La muchacha alzó las cejas, arrugó la cara y pareció por un momento mucho, mucho más mayor de lo que era. Como una mujer vieja a punto de echarse a llorar.

– Habré olvidado cómo se hace.

La chica se dio rápidamente la vuelta y fue hacia su portal. Oskar se quedó allí mirándola. Cuando llegó delante de la pesada puerta, Oskar pensó que tendría que empujar con las dos manos para poder abrirla. Pero ocurrió lo contrario: cogió el picaporte con una mano y la abrió con tanta fuerza que golpeó contra el tope que había en el suelo, rebotó y se cerró tras ella.

Oskar se metió las manos en los bolsillos y se puso triste. Pensaba en Bobby. En el aspecto que tenía en la caja que su padre le había construido. En la cruz que él había hecho en la clase de trabajos manuales y que se rompió cuando la iban a clavar en el suelo helado.

Debería hacer una nueva.

Viernes 23 de octubre

Håkan estaba sentado en el metro otra vez, en dirección al centro. Con diez billetes de mil coronas enrollados y atados con una goma en el bolsillo del pantalón. Con ellos iba a hacer algo bueno. Salvaría una vida.

Diez mil coronas era mucho dinero, y teniendo en cuenta las campañas de Save the Children que decían que «Mil coronas pueden dar comida a una familia entera durante un año» y otras por el estilo, debería de ser posible con diez mil coronas salvar una vida también en Suecia.

¿Pero la de quién? ¿Dónde?

Uno no podía ir alegremente dando el dinero al primer drogadicto que se encontrase y esperar que… no. Y tendría que ser una persona joven. Sabía que era una tontería, pero lo ideal sería uno de esos niños con lágrimas en los ojos como en los cuadros. Un niño que con lágrimas en los ojos cogiera el dinero y… ¿Y qué?

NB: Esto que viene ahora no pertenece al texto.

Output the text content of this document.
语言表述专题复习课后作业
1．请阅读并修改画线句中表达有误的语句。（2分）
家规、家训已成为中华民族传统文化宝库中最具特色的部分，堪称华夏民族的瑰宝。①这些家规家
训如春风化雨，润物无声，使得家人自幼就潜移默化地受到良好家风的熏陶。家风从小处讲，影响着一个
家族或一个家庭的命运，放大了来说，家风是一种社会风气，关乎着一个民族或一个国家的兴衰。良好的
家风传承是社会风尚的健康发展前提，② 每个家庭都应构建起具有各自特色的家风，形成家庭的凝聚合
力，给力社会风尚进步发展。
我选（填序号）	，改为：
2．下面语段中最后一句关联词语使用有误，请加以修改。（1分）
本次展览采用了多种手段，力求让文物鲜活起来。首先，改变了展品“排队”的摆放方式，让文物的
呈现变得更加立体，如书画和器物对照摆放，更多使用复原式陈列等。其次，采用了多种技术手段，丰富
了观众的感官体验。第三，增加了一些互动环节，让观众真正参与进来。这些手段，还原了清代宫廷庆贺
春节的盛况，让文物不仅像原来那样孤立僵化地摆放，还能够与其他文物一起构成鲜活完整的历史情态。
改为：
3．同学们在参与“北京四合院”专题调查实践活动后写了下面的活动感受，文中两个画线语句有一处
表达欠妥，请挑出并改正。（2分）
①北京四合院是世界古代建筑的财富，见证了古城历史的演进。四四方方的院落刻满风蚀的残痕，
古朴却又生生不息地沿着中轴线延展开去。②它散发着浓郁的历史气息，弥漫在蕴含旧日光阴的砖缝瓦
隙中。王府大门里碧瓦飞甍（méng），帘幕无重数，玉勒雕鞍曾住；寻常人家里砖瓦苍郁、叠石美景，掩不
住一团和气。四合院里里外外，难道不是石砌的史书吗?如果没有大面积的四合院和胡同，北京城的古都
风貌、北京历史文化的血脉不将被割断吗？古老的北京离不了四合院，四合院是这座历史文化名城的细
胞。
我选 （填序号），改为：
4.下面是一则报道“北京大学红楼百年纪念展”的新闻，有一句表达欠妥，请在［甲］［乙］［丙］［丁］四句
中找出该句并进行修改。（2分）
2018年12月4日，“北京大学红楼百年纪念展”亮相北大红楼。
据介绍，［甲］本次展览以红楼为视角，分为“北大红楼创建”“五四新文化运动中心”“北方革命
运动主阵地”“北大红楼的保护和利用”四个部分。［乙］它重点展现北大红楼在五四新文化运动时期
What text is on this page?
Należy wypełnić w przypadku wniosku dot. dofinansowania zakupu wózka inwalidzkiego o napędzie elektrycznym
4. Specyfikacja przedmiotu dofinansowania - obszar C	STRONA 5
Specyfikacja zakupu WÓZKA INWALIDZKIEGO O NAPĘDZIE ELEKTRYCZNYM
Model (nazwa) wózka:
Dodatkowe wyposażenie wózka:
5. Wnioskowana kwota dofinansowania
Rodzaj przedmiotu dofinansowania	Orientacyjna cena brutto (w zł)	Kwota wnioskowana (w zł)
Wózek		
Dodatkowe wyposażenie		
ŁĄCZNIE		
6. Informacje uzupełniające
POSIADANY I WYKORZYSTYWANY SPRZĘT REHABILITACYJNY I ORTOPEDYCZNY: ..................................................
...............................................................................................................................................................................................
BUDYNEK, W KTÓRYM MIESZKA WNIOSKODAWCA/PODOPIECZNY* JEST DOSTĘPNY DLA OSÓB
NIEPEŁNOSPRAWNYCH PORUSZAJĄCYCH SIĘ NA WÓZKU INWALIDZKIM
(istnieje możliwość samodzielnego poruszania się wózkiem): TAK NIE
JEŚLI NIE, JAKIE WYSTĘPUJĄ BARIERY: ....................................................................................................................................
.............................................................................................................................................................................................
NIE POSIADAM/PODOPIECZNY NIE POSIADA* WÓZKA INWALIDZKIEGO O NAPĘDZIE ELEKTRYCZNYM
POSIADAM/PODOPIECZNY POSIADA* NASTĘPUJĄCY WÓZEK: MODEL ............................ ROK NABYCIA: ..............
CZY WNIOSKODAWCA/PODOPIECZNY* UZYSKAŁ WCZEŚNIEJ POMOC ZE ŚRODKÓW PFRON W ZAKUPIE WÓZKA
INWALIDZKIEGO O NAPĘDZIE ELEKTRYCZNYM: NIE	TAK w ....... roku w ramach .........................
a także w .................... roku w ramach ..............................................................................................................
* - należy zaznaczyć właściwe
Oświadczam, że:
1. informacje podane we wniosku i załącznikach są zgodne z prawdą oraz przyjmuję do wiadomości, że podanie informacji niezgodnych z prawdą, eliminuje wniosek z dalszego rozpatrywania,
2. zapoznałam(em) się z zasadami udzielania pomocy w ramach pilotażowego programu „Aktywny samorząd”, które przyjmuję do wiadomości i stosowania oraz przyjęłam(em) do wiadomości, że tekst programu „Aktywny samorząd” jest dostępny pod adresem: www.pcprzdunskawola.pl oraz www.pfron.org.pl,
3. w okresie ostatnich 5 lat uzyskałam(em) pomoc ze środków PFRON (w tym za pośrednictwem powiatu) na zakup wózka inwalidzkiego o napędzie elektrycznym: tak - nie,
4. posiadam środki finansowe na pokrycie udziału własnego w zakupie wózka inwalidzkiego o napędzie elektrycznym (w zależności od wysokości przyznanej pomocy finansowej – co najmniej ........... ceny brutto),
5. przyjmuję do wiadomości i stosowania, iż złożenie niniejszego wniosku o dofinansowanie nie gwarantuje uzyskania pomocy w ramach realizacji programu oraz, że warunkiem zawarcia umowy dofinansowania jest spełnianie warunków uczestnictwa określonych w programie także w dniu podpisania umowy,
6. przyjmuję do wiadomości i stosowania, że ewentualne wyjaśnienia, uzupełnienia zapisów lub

Se bajó en la estación de Odenplan sin saber por qué; caminó hacia la biblioteca pública. Mientras vivía en Karlstad, cuando trabajaba como profesor de sueco en los cursos superiores de la enseñanza obligatoria y todavía tenía una casa donde vivir, era de sobra conocido en el ambiente que la biblioteca pública de Estocolmo era un… buen sitio.